FULTON COUNTY, Ga. — Gov. Brian Kemp’s continued support for K-12 public education is now focused on helping schools fill teaching positions in an increasingly dwindling field of candidates.
Last week the governor rolled out a package of “teacher pipeline” initiatives aimed at solutions to the persistent problem of recruiting and retaining qualified teachers.
“Since day one I’ve had a strong commitment to teachers,” Kemp said. “And now more than ever I know we have to build on that commitment.”
The Legislature is currently considering House Bill 385 which allows retired teachers in high-needs areas to return to teaching full time while drawing retirement benefits.
A companion bill is Senate Bill 88 which gives priority preference and a “non-traditional pathway” for military veterans to earn credentials needed to become teachers.
The proposed legislation has support of the Professional Association of Georgia Educators which has pushed for flexibility in staffing schools.
“Many districts struggle to recruit enough teachers for classroom vacancies, especially in hard-to-staff subjects,” said PAGE executive director Craig Harper. “The ability to hire experienced teachers is beneficial to students, schools and retired educators.”
Kemp acknowledged colleges are not graduating enough teachers to meet the demand, but military bases could play a key role.
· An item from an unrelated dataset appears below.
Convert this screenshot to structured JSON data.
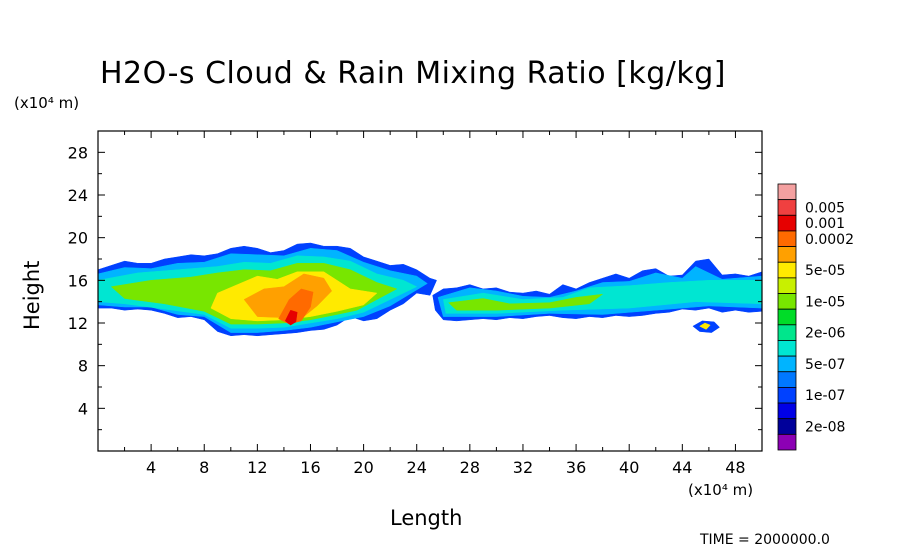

Georgia has 13.
“Military bases have no shortage of dedicated, hardworking veterans who are eager to continue serving their communities,” Kemp said. “The legislation will support and sustain a pathway for veterans [into classrooms].”
Harper said PAGE supports pathways for teachers into the classroom which do not always take the traditional route of first gaining a teaching certificate in college.
“Georgia’s students and schools benefit from these non-traditional entry points for people who realize they have a passion for teaching young people after they had experience in another career,” Harper said.
A data dashboard maintained by the Georgia Department of Education keeps track of the supply and demand of teachers across the state’s 180 school districts. The greatest needs for teachers is concentrated in larger districts, primarily in special education, career and technology, math and science.
Incentivizing retired teachers to return to the pool of qualified candidates could also help systems meet staffing needs. According to the Teacher Retirement System, there are over 120,000 retired teachers in Georgia with nearly 7,000 of those in Fulton County.
“These hardworking men and women bring a wealth of knowledge and decades spent raising the next generation of leaders,” Kemp said.
Kemp’s legislation also urges using the resources of the historically Black colleges and universities in Georgia to find more ways of bringing minority teachers into classrooms.
It also would put the state’s Teacher of the Year on the State Board of Education as an unofficial adviser. The teacher would serve as the “voice” of all teachers when decisions are made.
“The teacher would be providing valuable insight on how the decisions the state board makes will impact classrooms,” Kemp said.